In many cases, alerts don’t just come from phone calls. Building management systems, including platforms like Honeywell, Siemens, or Schneider Electric, can also trigger alerts when critical thresholds are crossed. Those alerts flow directly into OnPage, ensuring that system-generated emergencies are treated with the same urgency as a frantic tenant call at 2 a.m.
One of the largest property management and real estate firms we work with uses OnPage to support technicians responsible for properties across an entire city. They rely on live call routing and voicemail services powered by OnPage’s on-call alerting and management capabilities to handle critical events such as heating system failures, boiler issues, and water or plumbing emergencies. Tenants are given a dedicated emergency number to report urgent problems, while alerts from building management systems also feed directly into the platform. OnPage ensures those alerts reach the correct on-call team immediately, without relying on manual call chains.
In another case, a contracting and roofing company in Florida uses OnPage alongside their existing answering service. Their clients call the third-party service that handles intake and triage. When an issue is deemed urgent, the answering service escalates it through OnPage. Before adopting this approach, the service often struggled to get hold of the right person, leading to delays and frustration. With OnPage in place, urgent calls are routed automatically to the appropriate service owner based on on-call schedules, while the answering service continues doing what it does best.
HVAC companies across the New England region have also increasingly turned to OnPage, especially during the recent cold spells. Many of these firms operate under strict response expectations when dealing with frozen heat pump coils, blocked exhaust vents, tripped breakers, or physical damage caused by falling ice. During periods of extreme demand, OnPage helps ensure those emergency calls are acknowledged, owned, and acted on within expected timeframes, even when call volumes spike over weekends or holidays.
Winter storms don’t just increase the number of emergency calls. They amplify the consequences of missed communication. A delayed response can mean prolonged loss of heat, property damage, unhappy tenants, or even safety risks in vulnerable populations.

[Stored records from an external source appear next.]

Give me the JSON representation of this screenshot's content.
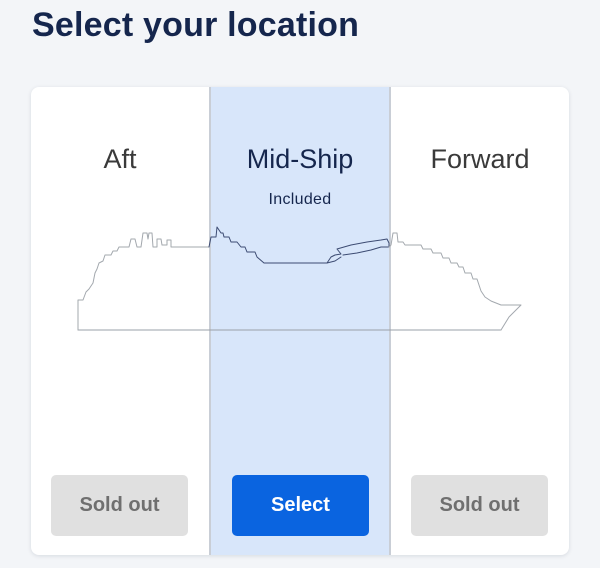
{
  "header": {
    "title": "Select your location"
  },
  "locations": [
    {
      "label": "Aft",
      "sub": "",
      "button": "Sold out",
      "state": "sold-out"
    },
    {
      "label": "Mid-Ship",
      "sub": "Included",
      "button": "Select",
      "state": "selected"
    },
    {
      "label": "Forward",
      "sub": "",
      "button": "Sold out",
      "state": "sold-out"
    }
  ],
  "colors": {
    "title": "#15264d",
    "selected_background": "#d8e6fa",
    "primary_button": "#0a64e0",
    "disabled_button": "#e0e0e0",
    "disabled_text": "#6f6f6f"
  },
  "icons": {
    "ship": "cruise-ship-outline-icon"
  }
}
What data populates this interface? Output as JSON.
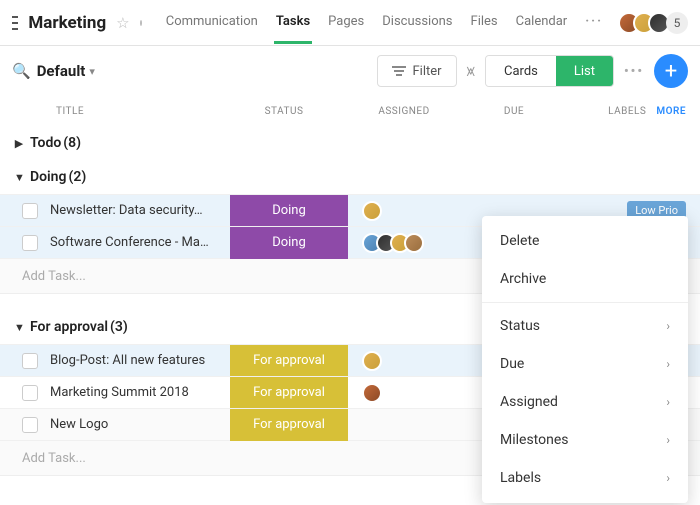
{
  "header": {
    "title": "Marketing",
    "additional_count": "5",
    "tabs": [
      {
        "label": "Communication",
        "active": false
      },
      {
        "label": "Tasks",
        "active": true
      },
      {
        "label": "Pages",
        "active": false
      },
      {
        "label": "Discussions",
        "active": false
      },
      {
        "label": "Files",
        "active": false
      },
      {
        "label": "Calendar",
        "active": false
      }
    ]
  },
  "toolbar": {
    "view_name": "Default",
    "filter_label": "Filter",
    "seg_cards": "Cards",
    "seg_list": "List",
    "active_seg": "list"
  },
  "columns": {
    "title": "TITLE",
    "status": "STATUS",
    "assigned": "ASSIGNED",
    "due": "DUE",
    "labels": "LABELS",
    "more": "MORE"
  },
  "add_task_placeholder": "Add Task...",
  "groups": [
    {
      "name": "Todo",
      "count": 8,
      "expanded": false,
      "rows": []
    },
    {
      "name": "Doing",
      "count": 2,
      "expanded": true,
      "rows": [
        {
          "title": "Newsletter: Data security…",
          "status": "Doing",
          "status_class": "doing",
          "assignees": [
            "a2"
          ],
          "label": "Low Prio",
          "selected": true
        },
        {
          "title": "Software Conference - Ma…",
          "status": "Doing",
          "status_class": "doing",
          "assignees": [
            "a4",
            "a3",
            "a2",
            "a5"
          ],
          "label": null,
          "selected": true
        }
      ]
    },
    {
      "name": "For approval",
      "count": 3,
      "expanded": true,
      "rows": [
        {
          "title": "Blog-Post: All new features",
          "status": "For approval",
          "status_class": "approval",
          "assignees": [
            "a2"
          ],
          "label": null,
          "selected": true
        },
        {
          "title": "Marketing Summit 2018",
          "status": "For approval",
          "status_class": "approval",
          "assignees": [
            "a1"
          ],
          "label": null,
          "selected": false
        },
        {
          "title": "New Logo",
          "status": "For approval",
          "status_class": "approval",
          "assignees": [],
          "label": null,
          "selected": false
        }
      ]
    }
  ],
  "context_menu": {
    "items": [
      {
        "label": "Delete",
        "submenu": false
      },
      {
        "label": "Archive",
        "submenu": false
      },
      {
        "sep": true
      },
      {
        "label": "Status",
        "submenu": true
      },
      {
        "label": "Due",
        "submenu": true
      },
      {
        "label": "Assigned",
        "submenu": true
      },
      {
        "label": "Milestones",
        "submenu": true
      },
      {
        "label": "Labels",
        "submenu": true
      }
    ]
  }
}
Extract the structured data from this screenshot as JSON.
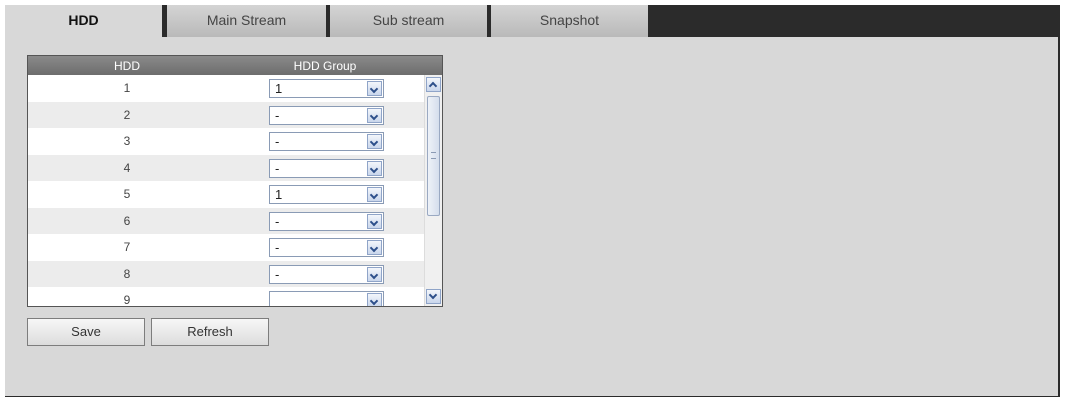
{
  "tabs": [
    {
      "label": "HDD",
      "active": true
    },
    {
      "label": "Main Stream",
      "active": false
    },
    {
      "label": "Sub stream",
      "active": false
    },
    {
      "label": "Snapshot",
      "active": false
    }
  ],
  "table": {
    "headers": [
      "HDD",
      "HDD Group"
    ],
    "rows": [
      {
        "hdd": "1",
        "group": "1"
      },
      {
        "hdd": "2",
        "group": "-"
      },
      {
        "hdd": "3",
        "group": "-"
      },
      {
        "hdd": "4",
        "group": "-"
      },
      {
        "hdd": "5",
        "group": "1"
      },
      {
        "hdd": "6",
        "group": "-"
      },
      {
        "hdd": "7",
        "group": "-"
      },
      {
        "hdd": "8",
        "group": "-"
      },
      {
        "hdd": "9",
        "group": ""
      }
    ]
  },
  "buttons": {
    "save": "Save",
    "refresh": "Refresh"
  },
  "icons": {
    "dropdown": "chevron-down-icon",
    "scroll_up": "chevron-up-icon",
    "scroll_down": "chevron-down-icon"
  },
  "colors": {
    "tabbar": "#2b2b2b",
    "panel": "#d8d8d8",
    "header": "#7a7a7a"
  }
}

For HVAC owners and operations leaders at large property management firms, emergency communication is no longer just about having someone “on call.” It’s about having confidence that when a critical call or alert comes in, it will reach the right person, be acknowledged, and be escalated if necessary. That level of accountability becomes especially important during prolonged cold weather events, when teams are stretched thin and issues can’t wait until morning.
The recent wave of winter storms has been a reminder that emergency response isn’t seasonal for HVAC companies and property managers, but winter certainly puts systems to the test. What we’ve seen at OnPage is that many teams aren’t looking to overhaul their entire workflow. They’re looking for a reliable way to make sure urgent calls don’t get lost when conditions are at their worst.
Whether it’s a single emergency number for on-call technicians, integration with existing answering services, or alerts flowing in from building management systems, the goal is the same. When heating systems fail and temperatures drop, emergency communication needs to work the first time, every time.